System for classifying sensitive information

The Traffic Light Protocol (TLP) is a system for classifying sensitive information created in the early 2000s by the UK Government's National Infrastructure Security Co-ordination Centre, in order to encourage greater sharing of sensitive information.

The fundamental concept is for the originator to signal how widely they want their information to be circulated beyond the immediate recipient. It is designed to improve the flow of information between individuals, organizations or communities in a controlled and trusted way. It is important that everyone who handles TLP-labeled communications understands and obeys the rules of the protocol. Only then can trust be established and the benefits of information sharing realized. The TLP is based on the concept of the originator labeling information with one of four colors to indicate what further dissemination, if any, can be undertaken by the recipient. The recipient must consult the originator if wider dissemination is required.

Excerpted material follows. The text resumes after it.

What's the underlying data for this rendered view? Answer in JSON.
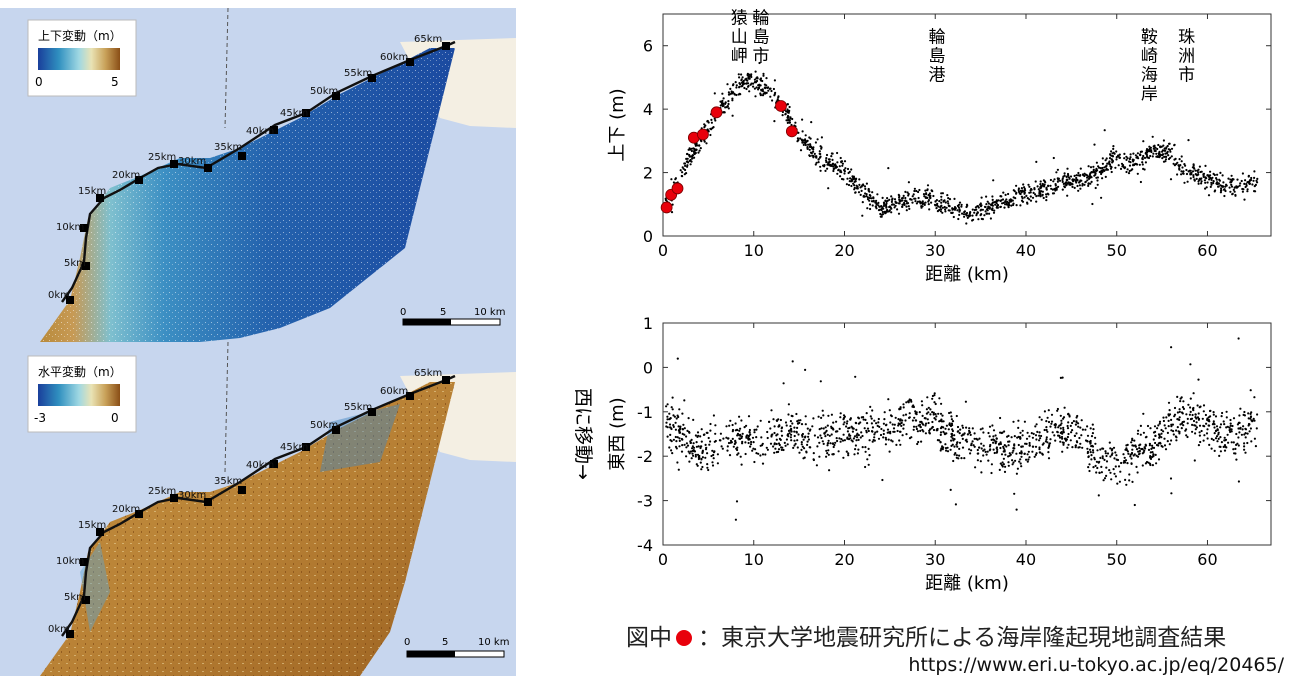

A number of current specifications for TLP exist.
- From ISO/IEC, as part of the Standard on Information security management for inter-sector and inter-organizational communications.
- From FIRST, which formed a Special Interest Group to draft a standardized set of definitions for the TLP colors and guidance on their usage. Version 1.0 of the standard was published by FIRST on August 31, 2016, before being replaced by Version 2.0 on August 5, 2022.
CISA officially adopted Version 2.0 of the FIRST standard on November 1, 2022.
== Summary of TLP's four colours and their meanings==
There are four colors (or traffic lights):

- RED - personal for named recipients only
In the context of a meeting, for example, RED information is limited to those present at the meeting. The distribution of RED information will generally be via a defined list and in extreme circumstances may only be passed verbally or in person.

- AMBER - limited distribution
The recipient may share AMBER information with others within their organization and their clients, but only on a ‘need-to-know’ basis. The originator may be expected to specify the intended limits of that sharing.
 AMBER+STRICT , introduced in TLP version 2.0, restricts sharing to the organisation only.

- GREEN - community wide
Information in this category can be circulated widely within a particular community. However, the information may not be published or posted publicly on the Internet, nor released outside of the community. Note: when “community” is not defined, assume the cybersecurity/defense community.

- CLEAR - unlimited, up until FIRST TLP 2.0: WHITE - unlimited
Subject to standard copyright rules, CLEAR/WHITE information may be distributed freely, without restriction.

In practice, one will indicate a document's classification with the acronym "TLP", followed by a colon and classification level, for example: "TLP:RED".